Neubau in Schöneberg: Eine Brücke ins Grüne

An der Bautzener Straße entsteht ein neues Stadtquartier mit 300 Mietwohnungen. Ein Geh- und Radweg entlang der S-Bahn soll direkt zum Park am Gleisdreieck führen.

Ende Mai öffnet an den Yorckbrücken beim Hellweg-Baumarkt ein neuer Biohändler. Gegenüber an der Bautzener Straße drehen sich die Kräne für den Neubau von 300 Wohnungen und Gewerbe. Und quer dazwischen steht eine sanierte Eisenbahnbrücke, Baujahr 1883, an beiden Seiten wie abgehackt. Ein paradoxer Anblick. Was soll das gute Stück, die „Brücke Nr. 5“, an dieser Stelle, werden sich viele Autofahrer fragen, die beinahe pausenlos unter den Yorckbrücken zwischen den Stadtteilen Schöneberg und Kreuzberg hin und her pendeln.

In der Architektenzeichnung für das neue Stadtquartier Bautzener Straße verbindet das historische Brückenbauwerk elegant das Wohngebiet mit der nördlichen Seite der Yorckstraße, da, wo jetzt der Biomarkt steht. Allerdings stößt der Brückenstummel dort fast gegen eine Wand. Das Dach des Neubaus ist offensichtlich höher als das Brückenniveau. Waren in Tempelhof-Schöneberg etwa Schildbürger am Werk?

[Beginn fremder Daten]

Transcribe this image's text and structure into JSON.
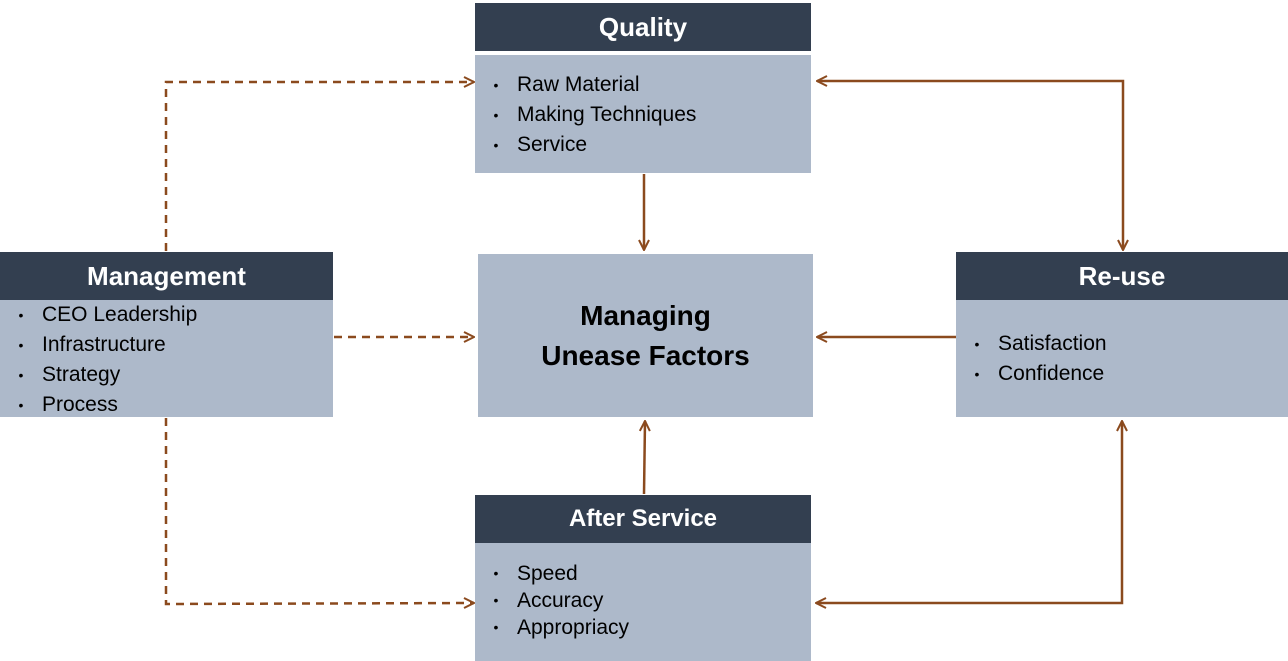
{
  "diagram": {
    "quality": {
      "title": "Quality",
      "items": [
        "Raw Material",
        "Making Techniques",
        "Service"
      ]
    },
    "management": {
      "title": "Management",
      "items": [
        "CEO Leadership",
        "Infrastructure",
        "Strategy",
        "Process"
      ]
    },
    "reuse": {
      "title": "Re-use",
      "items": [
        "Satisfaction",
        "Confidence"
      ]
    },
    "after_service": {
      "title": "After Service",
      "items": [
        "Speed",
        "Accuracy",
        "Appropriacy"
      ]
    },
    "center": {
      "line1": "Managing",
      "line2": "Unease Factors"
    },
    "bullet_glyph": "•",
    "colors": {
      "header_fill": "#333f50",
      "body_fill": "#adb9ca",
      "connector": "#8b4a1e"
    }
  }
}
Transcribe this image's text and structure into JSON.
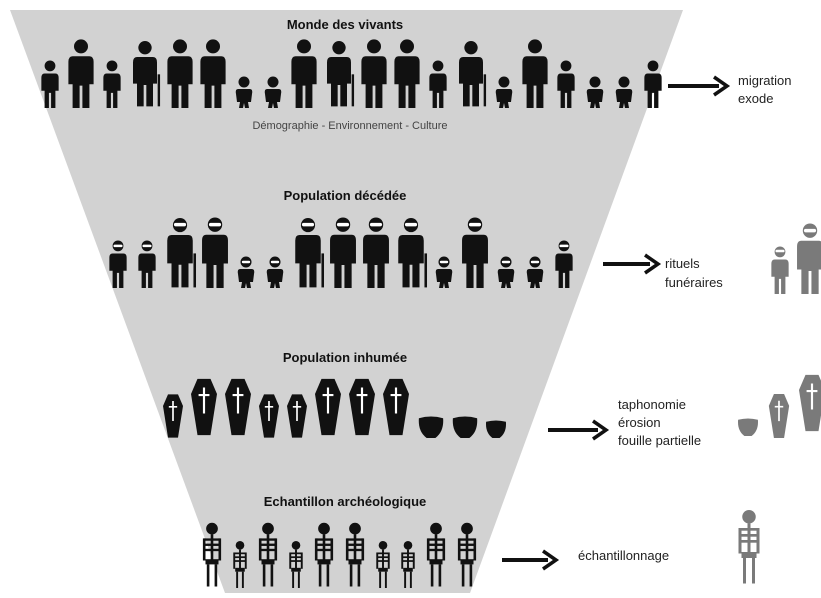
{
  "levels": [
    {
      "title": "Monde des vivants",
      "subtitle": "Démographie - Environnement - Culture",
      "side_lines": [
        "migration",
        "exode"
      ]
    },
    {
      "title": "Population décédée",
      "side_lines": [
        "rituels",
        "funéraires"
      ]
    },
    {
      "title": "Population inhumée",
      "side_lines": [
        "taphonomie",
        "érosion",
        "fouille partielle"
      ]
    },
    {
      "title": "Echantillon archéologique",
      "side_lines": [
        "échantillonnage"
      ]
    }
  ],
  "icons": {
    "living": "person-icon",
    "deceased": "masked-person-icon",
    "buried": "coffin-icon",
    "urn": "urn-icon",
    "sample": "skeleton-icon",
    "arrow": "right-arrow-icon"
  },
  "colors": {
    "funnel": "#d2d2d2",
    "icon": "#111111",
    "lost": "#7a7a7a",
    "text": "#222222"
  }
}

Baustadtrat Jörn Oltmann bestätigt die etwas kuriose Situation: „Der Niveauunterschied ist in der Wahrnehmung tatsächlich recht deutlich.“ Und er liefert eine Erklärung. Dies werde optisch durch die Attika hervorgerufen. „Bei der späteren Konstruktion ist dies jedoch nicht mehr von starker Erheblichkeit. Die neu an die Yorckbrücke 5 angeschlossene Brücke bekommt einen Rad- und Fußwegeaufbau, der weiter über das Dach in leichtem Anstieg verläuft. Die Attika des Biomarktes erhält dann einen Einschnitt, um die Aufnahme des Weges auf dem Dach zu ermöglichen.“ So weit die Theorie. Die künftigen Mieter der Neubauwohnungen zwischen Bautzener Straße und S-Bahn-Gleisen könnten mit dem Fahrrad problemlos in Richtung Potsdamer Platz rollen, zweifellos ein Standortvorteil.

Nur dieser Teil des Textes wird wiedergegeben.